En France, la publicité est encadrée. Il est illégal de promouvoir un produit sans le dire aux consommateurs. Un influenceur qui serait payé pour parler d’une marque “sans en avoir l’air”, risque 300 000 € d’amende et deux ans de prison. Pour l’instant, personne n’a été condamné mais, en 2016, des youtubeurs ont été rappelés à l’ordre pour avoir travaillé, sans le dire, pour une marque de voitures. Les publicités pour le tabac sont interdites aussi. Pourtant, des marques de cigarettes sont en lien avec des influenceurs. Elles profitent du flou qui règne sur les réseaux pour les inviter à des événements qu’elles sponsorisent.
Les influenceurs sont-ils des menteurs ?
Pas tous ! Certains se moquent de l’argent quand d’autres sont prêts à accepter tous les partenariats. Des marques ont même été lancées par des influenceurs. Thibault Kuro (des Marseillais…) a ainsi fondé une ligne de vêtements et une gamme de thés minceur qui ont envahi les réseaux.
Comment savoir si une publication est sponsorisée ?
En 2016, YouTube a ajouté la mention “Inclut une communication commerciale” au début de certaines vidéos. Pour que ce message apparaisse, les influenceurs doivent cocher une case au moment de mettre en ligne leurs vidéos. On peut aussi dérouler la barre d’infos : certaines collaborations y sont annoncées. Et sur Instagram, les hashtags #sponsorisé, #collab ou #ad (pub en anglais) alertent sur la présence d’un partenariat. Et si l’influenceur partage un code promo à son nom, cela signifie souvent qu’il a été rémunéré. Grâce à ce code, la marque pourra savoir combien sa publication rapporte de ventes.
Les influenceurs sont-ils des tricheurs ?
Quelques-uns sont accusés d’acheter des abonnés pour gonfler leur communauté et négocier de meilleurs tarifs avec les marques. Kim Glow, autre “star” de la téléréalité, s’est ainsi attirée la colère des internautes cet été. Une analyse de son compte Instagram a montré que la moitié de son million d’abonnés vivait en Inde. Or, l’Inde et le Brésil sont connus pour abriter des “fermes à clics”, ces alignements de smartphones qui “like” des comptes contre quelques centaines d’euros. Tout s’achète…

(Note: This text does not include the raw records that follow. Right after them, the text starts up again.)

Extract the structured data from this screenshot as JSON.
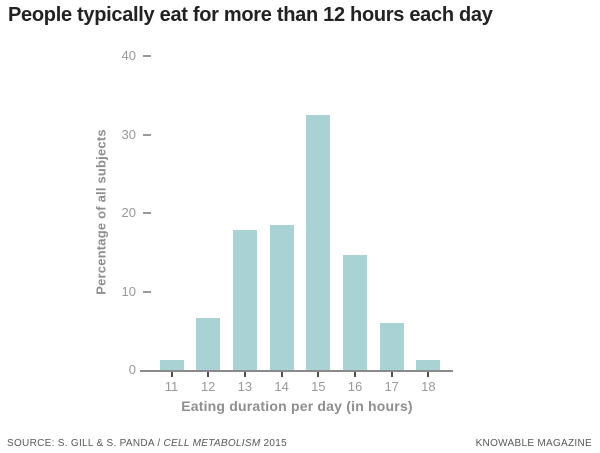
{
  "chart_data": {
    "type": "bar",
    "title": "People typically eat for more than 12 hours each day",
    "categories": [
      "11",
      "12",
      "13",
      "14",
      "15",
      "16",
      "17",
      "18"
    ],
    "values": [
      1.3,
      6.6,
      17.8,
      18.5,
      32.5,
      14.7,
      6,
      1.3
    ],
    "xlabel": "Eating duration per day (in hours)",
    "ylabel": "Percentage of all subjects",
    "ylim": [
      0,
      40
    ],
    "yticks": [
      0,
      10,
      20,
      30,
      40
    ],
    "grid": false,
    "legend_position": "none",
    "bar_color": "#a9d2d4",
    "axis_line_color": "#8a8a8a",
    "x_tick_mark_color": "#4f4f4f",
    "y_dash_color": "#999999",
    "tick_label_color": "#999999",
    "axis_title_color": "#8e8e8e",
    "title_color": "#222222"
  },
  "footer": {
    "source_prefix": "SOURCE: S. GILL & S. PANDA / ",
    "source_italic": "CELL METABOLISM",
    "source_suffix": " 2015",
    "brand": "KNOWABLE MAGAZINE"
  }
}
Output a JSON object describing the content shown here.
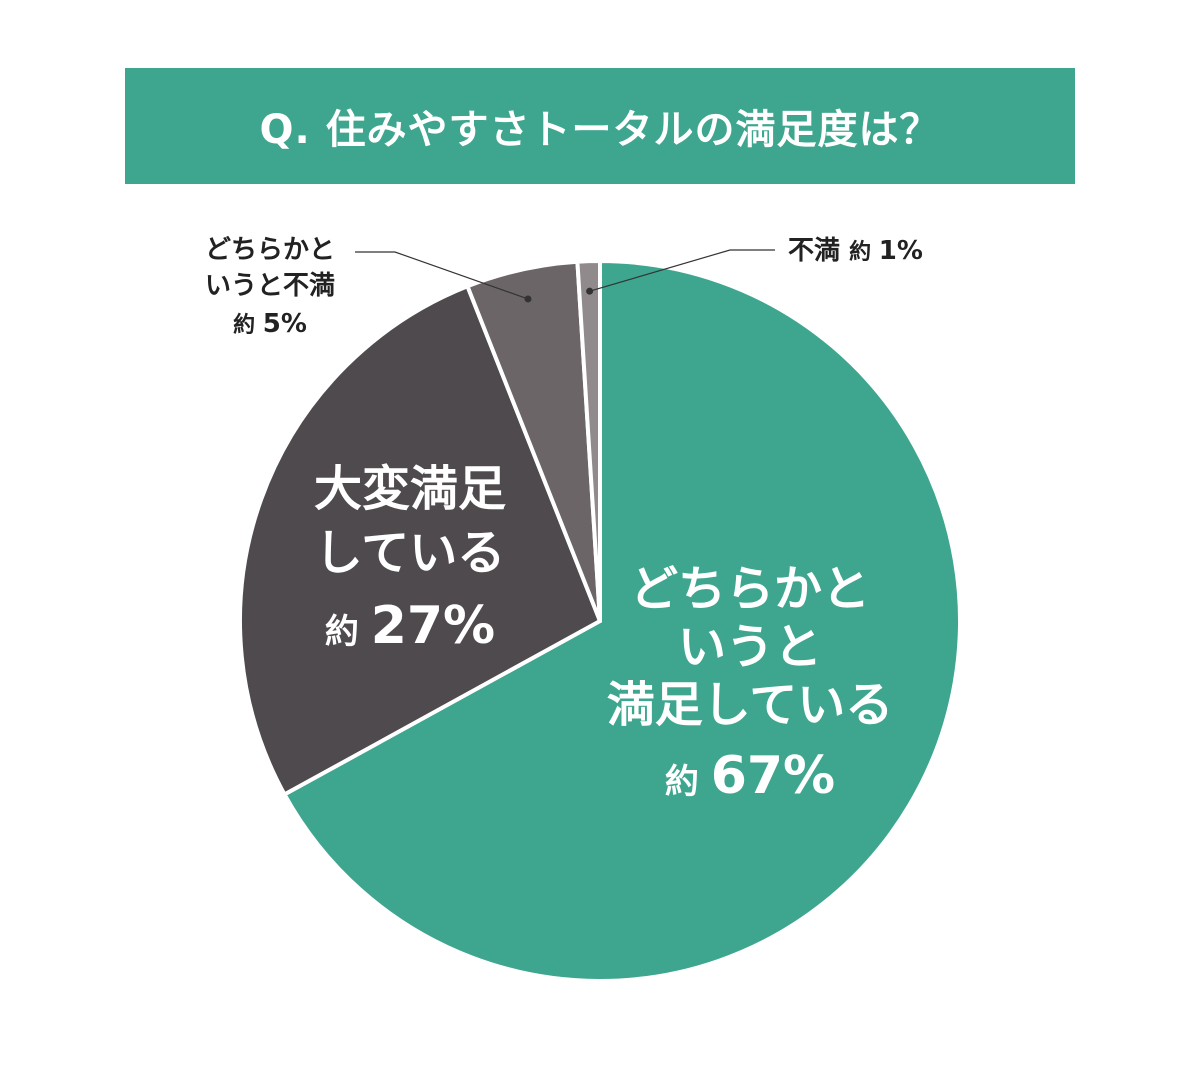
{
  "title": "Q. 住みやすさトータルの満足度は？",
  "colors": {
    "banner": "#3ea68f",
    "background": "#ffffff",
    "separator": "#ffffff",
    "leader": "#333333"
  },
  "chart_data": {
    "type": "pie",
    "title": "Q. 住みやすさトータルの満足度は？",
    "start": "12 o'clock",
    "direction": "clockwise",
    "slices": [
      {
        "lines": [
          "どちらかと",
          "いうと",
          "満足している"
        ],
        "prefix": "約",
        "value_label": "67%",
        "value": 67,
        "color": "#3ea68f"
      },
      {
        "lines": [
          "大変満足",
          "している"
        ],
        "prefix": "約",
        "value_label": "27%",
        "value": 27,
        "color": "#4f4a4e"
      },
      {
        "lines": [
          "どちらかと",
          "いうと不満"
        ],
        "prefix": "約",
        "value_label": "5%",
        "value": 5,
        "color": "#6b6568"
      },
      {
        "lines": [
          "不満"
        ],
        "prefix": "約",
        "value_label": "1%",
        "value": 1,
        "color": "#908a8d"
      }
    ]
  }
}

Influenceur, un job de rêve ?
•L’influence “beauté” de Kylie Jenner de L’Incroyable famille Kardashian lui a permis de bâtir un empire de près d’un milliard de dollars. Au Royaume-Uni, les 7-11 ans placent le job d’influenceur à la 4e place dans le classement de leurs métiers préférés, devant policier et chanteur ! (Étude Drawing the Future présentée au forum économique mondial de Davos, en 2018.)

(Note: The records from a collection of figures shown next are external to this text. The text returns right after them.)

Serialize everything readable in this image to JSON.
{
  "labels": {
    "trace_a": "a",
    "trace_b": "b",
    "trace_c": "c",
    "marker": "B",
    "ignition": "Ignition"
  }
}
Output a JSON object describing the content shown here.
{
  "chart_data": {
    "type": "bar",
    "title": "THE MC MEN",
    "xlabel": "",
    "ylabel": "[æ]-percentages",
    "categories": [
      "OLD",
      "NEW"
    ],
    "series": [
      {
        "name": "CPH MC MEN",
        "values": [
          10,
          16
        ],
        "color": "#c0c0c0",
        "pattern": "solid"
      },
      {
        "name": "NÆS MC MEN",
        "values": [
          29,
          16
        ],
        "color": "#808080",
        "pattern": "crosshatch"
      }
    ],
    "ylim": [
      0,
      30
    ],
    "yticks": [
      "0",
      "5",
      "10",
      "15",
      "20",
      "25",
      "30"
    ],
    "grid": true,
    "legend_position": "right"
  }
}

•Sur Instagram, un post sponsorisé peut dépasser les 10 000 euros chez les influenceurs qui ont plus d’un million d’abonnés.
•L’Observatoire de la parentalité et de l’éducation numérique a déposé deux plaintes pour “travail illicite” en mai 2018. L’association se bat pour que les droits des jeunes youtubeurs soient protégés, comme ceux des enfants chanteurs ou acteurs.
Témoignages de collégiens
Gauthier, 12 ans : “Si les placements de produits restent dans le thème de la chaîne et qu’ils peuvent aider le youtubeur à faire des vidéos de meilleure qualité, ça ne me pose pas de problème. Parfois, j’ai envie d’acheter, mais mes parents ne veulent pas.”
Ariana, 14 ans : “J’ai déjà vu un snap où une fille parlait d’un thé qu’elle faisait semblant de boire. Les influenceurs montrent des produits qu’ils ne testent même pas ! J’aimerais qu’ils évitent les trucs minceur ou les blanchiments dentaires… À notre âge, pas sûr ce que ce soit très bon.”
“C’est quoi être influenceur ?”, Okapi n°1081, 1er décembre 2018. Texte : Claire Le Nestour. Illustrations : Manu Boisteau.